Maddon: Even if they can’t catch St. Louis, Cubs must prove they can win there

ST. LOUIS – The last time the Cubs were in St. Louis, more than two months ago, it wasn’t even worth bringing up.

Win the division? Did Anthony Rizzo have brain freeze that day in January when he guaranteed a worst-to-first launch for the last-place Cubs?

“It’s going to happen this year; it’s what we’re going to do,” the Cubs’ first baseman said the week of Cubs Convention. “We’re going to win the NL Central.”

By the end of June the Cubs could barely score in St. Louis, much less entertain thoughts of overtaking the Cardinals in the division. They scored four runs total, got swept in three games and rode their first five-game losing streak into New York.

But get a load of the Cubs in St. Louis now.

One magician, a no-hitter, five trades, two minor-league free agents and a torrid August later, Rizzo’s assertion looks at least a little more Nostradamus than no-freaking-chance.

“I still love it,” manager Joe Maddon said, recalling Rizzo’s winter prediction on a 90-degree Monday the Cubs spent beating the Cardinals 9-0 in the opener of a three-game series. “I want us to aim high. Always.

“Never run away from expectations or the word `pressure,’ “ Maddon said. “Run towards them all the time. There’s really good stuff attached to the other side.”

The Cubs are a long way from reaching the other side of the Cardinals in the NL Central race.

But they also look like they’ve come a long way from a pair of first-half trips to St. Louis, when they lost six of seven and looked incapable of a game like Monday’s.

“We’re totally different,” said center fielder Dexter Fowler, who homered off Lance Lynn (11-9) leading off the game and doubled home two more runs in the second. “The guys are maturing; the young guys coming up, they know they’re supposed to be here, and they’re playing the part.”

How different? Since getting swept June 26-28 in St. Louis, the Cubs are 40-22 (.645) – a half-game better than the Pirates (39-22) and four games better than the Cardinals (36-26) in that span.
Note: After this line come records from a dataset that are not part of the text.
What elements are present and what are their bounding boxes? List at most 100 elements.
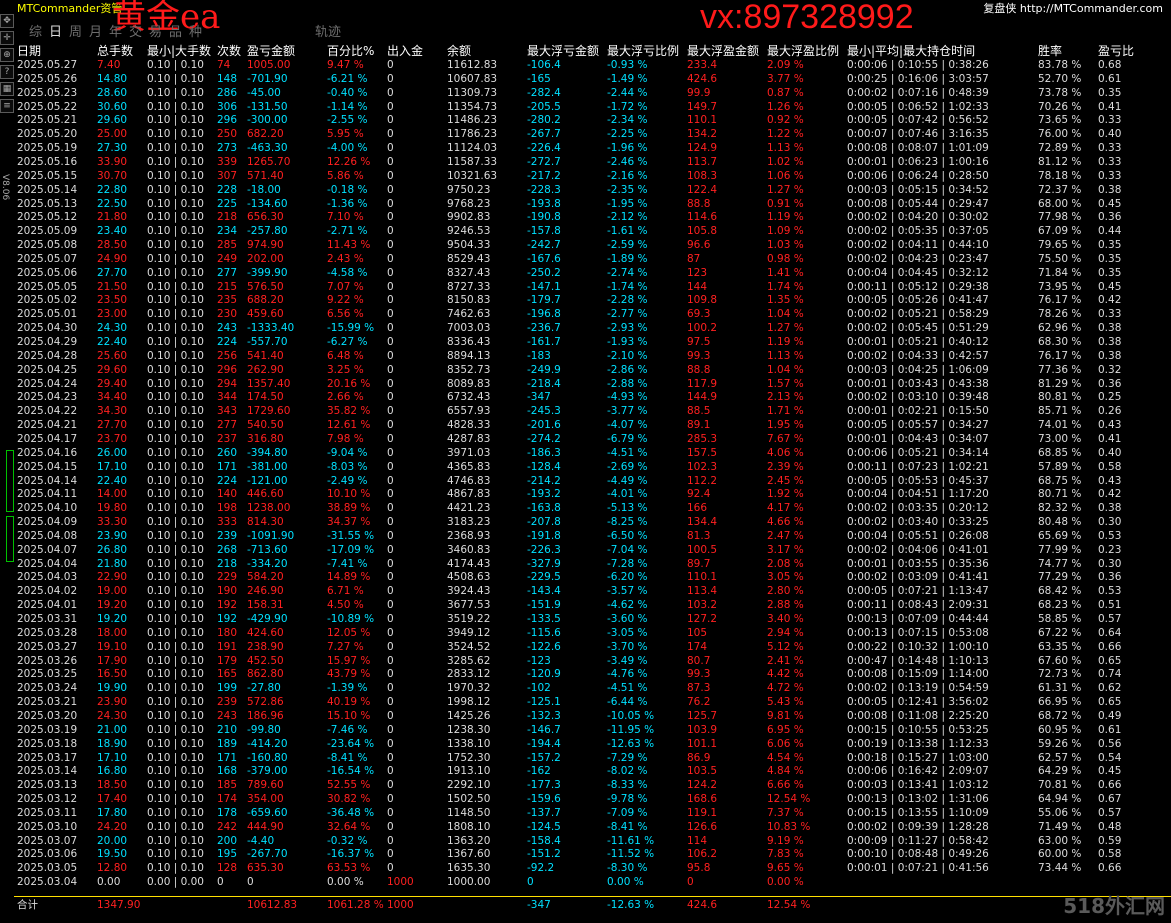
cell-2: 0.10 | 0.10: [147, 142, 204, 155]
cell-13: 73.65 %: [1038, 114, 1082, 127]
help-icon[interactable]: ?: [0, 65, 14, 79]
cell-3: 74: [217, 59, 231, 71]
col-header-12[interactable]: 最小|平均|最大持仓时间: [847, 42, 975, 59]
cell-0: 2025.05.12: [17, 211, 78, 224]
col-header-9[interactable]: 最大浮亏比例: [607, 42, 679, 59]
cell-0: 2025.05.19: [17, 142, 78, 155]
cell-4: 814.30: [247, 516, 284, 529]
cell-14: 0.33: [1098, 142, 1122, 155]
cell-4: 446.60: [247, 488, 284, 501]
col-header-13[interactable]: 胜率: [1038, 42, 1062, 59]
cell-3: 191: [217, 640, 238, 653]
cell-12: 0:00:10 | 0:08:48 | 0:49:26: [847, 848, 989, 861]
cell-12: 0:00:06 | 0:06:24 | 0:28:50: [847, 169, 989, 182]
cell-2: 0.10 | 0.10: [147, 571, 204, 584]
col-header-4[interactable]: 盈亏金额: [247, 42, 295, 59]
col-header-11[interactable]: 最大浮盈比例: [767, 42, 839, 59]
move-icon[interactable]: ✥: [0, 14, 14, 28]
col-header-10[interactable]: 最大浮盈金额: [687, 42, 759, 59]
cell-4: 584.20: [247, 571, 284, 584]
cell-6: 0: [387, 654, 394, 667]
cell-12: 0:00:02 | 0:04:11 | 0:44:10: [847, 239, 989, 252]
cell-8: -194.4: [527, 737, 561, 750]
cell-13: 76.17 %: [1038, 349, 1082, 362]
tab-2[interactable]: 周: [69, 21, 82, 40]
cell-4: 572.86: [247, 696, 284, 709]
col-header-1[interactable]: 总手数: [97, 42, 133, 59]
cell-11: 1.57 %: [767, 377, 804, 390]
cell-11: 4.72 %: [767, 682, 804, 695]
cell-2: 0.10 | 0.10: [147, 709, 204, 722]
brand-link[interactable]: 复盘侠 http://MTCommander.com: [983, 0, 1163, 16]
col-header-5[interactable]: 百分比%: [327, 42, 374, 59]
cell-10: 106.2: [687, 848, 718, 861]
tab-1[interactable]: 日: [49, 21, 62, 40]
cell-5: 11.43 %: [327, 239, 371, 252]
col-header-0[interactable]: 日期: [17, 42, 41, 59]
cell-3: 179: [217, 654, 238, 667]
cell-12: 0:00:05 | 0:05:26 | 0:41:47: [847, 294, 989, 307]
tile-icon[interactable]: ▦: [0, 82, 14, 96]
cell-12: 0:00:13 | 0:07:15 | 0:53:08: [847, 626, 989, 639]
tab-7[interactable]: 品: [169, 21, 182, 40]
cell-1: 14.80: [97, 72, 128, 85]
cell-8: -229.5: [527, 571, 561, 584]
cell-13: 68.42 %: [1038, 585, 1082, 598]
col-header-8[interactable]: 最大浮亏金额: [527, 42, 599, 59]
cell-14: 0.36: [1098, 211, 1122, 224]
col-header-6[interactable]: 出入金: [387, 42, 423, 59]
cell-6: 0: [387, 543, 394, 556]
cell-5: -17.09 %: [327, 543, 375, 556]
tab-0[interactable]: 综: [29, 21, 42, 40]
cell-14: 0.58: [1098, 848, 1122, 861]
cell-9: -1.89 %: [607, 252, 648, 265]
col-header-14[interactable]: 盈亏比: [1098, 42, 1134, 59]
brand-url[interactable]: http://MTCommander.com: [1020, 2, 1163, 15]
zoom-icon[interactable]: ⊕: [0, 48, 14, 62]
col-header-2[interactable]: 最小|大手数: [147, 42, 211, 59]
col-header-3[interactable]: 次数: [217, 42, 241, 59]
side-bar-1: [6, 516, 14, 562]
cell-9: -8.25 %: [607, 516, 648, 529]
cell-10: 88.8: [687, 197, 711, 210]
cell-8: -272.7: [527, 155, 561, 168]
cell-9: -2.25 %: [607, 128, 648, 141]
cell-6: 0: [387, 709, 394, 722]
cell-6: 0: [387, 502, 394, 515]
cell-3: 277: [217, 266, 238, 279]
cell-6: 0: [387, 59, 394, 71]
cell-3: 260: [217, 446, 238, 459]
cell-5: 43.79 %: [327, 668, 371, 681]
cell-11: 1.04 %: [767, 363, 804, 376]
tab-5[interactable]: 交: [129, 21, 142, 40]
cell-4: 1357.40: [247, 377, 291, 390]
tab-9[interactable]: 轨迹: [315, 21, 341, 40]
cell-8: -196.8: [527, 308, 561, 321]
cell-5: -10.89 %: [327, 613, 375, 625]
cell-6: 0: [387, 626, 394, 639]
crosshair-icon[interactable]: ✛: [0, 31, 14, 45]
col-header-7[interactable]: 余额: [447, 42, 471, 59]
cell-1: 21.00: [97, 723, 128, 736]
cell-5: -2.55 %: [327, 114, 368, 127]
list-icon[interactable]: ≡: [0, 99, 14, 113]
cell-14: 0.33: [1098, 114, 1122, 127]
cell-10: 99.9: [687, 86, 711, 99]
cell-1: 16.80: [97, 765, 128, 778]
cell-5: 35.82 %: [327, 405, 371, 418]
cell-3: 243: [217, 709, 238, 722]
tab-6[interactable]: 易: [149, 21, 162, 40]
tab-3[interactable]: 月: [89, 21, 102, 40]
cell-7: 1338.10: [447, 737, 491, 750]
cell-10: 89.7: [687, 557, 711, 570]
cell-2: 0.10 | 0.10: [147, 86, 204, 99]
cell-5: 40.19 %: [327, 696, 371, 709]
cell-6: 0: [387, 239, 394, 252]
cell-4: -713.60: [247, 543, 288, 556]
cell-1: 30.60: [97, 100, 128, 113]
cell-2: 0.10 | 0.10: [147, 197, 204, 210]
tab-4[interactable]: 年: [109, 21, 122, 40]
cell-12: 0:00:11 | 0:08:43 | 2:09:31: [847, 599, 989, 612]
cell-6: 0: [387, 862, 394, 875]
tab-8[interactable]: 种: [189, 21, 202, 40]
For the season, they still trail the Cardinals by 7 ½ games with 26 left – five against the Cards. But they moved to just two games behind Pittsburgh for the top wild-card berth, with seven meetings left with the Pirates.

“Try to win as many as possible and see what happens,” said right-hander Dan Haren (9-9), who pitched seven scoreless innings in by far his best of seven starts since the Cubs acquired him in a trade from the Marlins. “We play them enough to where if we go on a run – we’ve got 20 or 30 games left – if we go on a really good run we can do something.”

Maddon admits to scoreboard watching.

“I saw that Pittsburgh had lost. I saw that the Mets had beaten Washington. What else you want to know?” Maddon said, adding that he’s not looking at the top of the division yet.

“You’ve got to get the team in front of you first, before you can really focus on the next one,” he said. “Of course, I’ve said from the beginning that was our objective, to win the division.

“Let’s just play tomorrow like we played today.”

Being able to win in St. Louis could be as big as anything, regardless of the division race. The wild-card winner likely faces the Cardinals in the five-game division series.

“We have to learn to play well in this venue,” Maddon said. “You have to become more comfortable in the venue, and then you play your normal game there, and then you can compete with this team.”

It’s already much different this time around – from Fowler’s .431 on-base percentage and better power since the All-Star break to Jake Arrieta’s Cy Young pace since July.

Rookie All-Star Kris Bryant made a late-July change to his swing and is hitting .328 with nine homers and a 1.030 OPS since the start of August. Rookie Addison Russell has moved from second to short and has as many homers in the big leagues this year (13) as he had in the minors all last year, with seven since Aug. 2 – including a two-out, three-run shot to center in Monday’s third.

“We’re playing with a lot more confidence,” Maddon said. “We believe a lot more, that we can do this now. It’s one thing to think you can, another thing to believe you can.”

Russell feels the difference – and the magnitude of just being able to do what his team was able to in this place Monday.

“It’s huge,” he said. “The city of St. Louis is definitely behind this team. So we definitely have to jump out, and whenever we’re ahead, we just have to bury it.”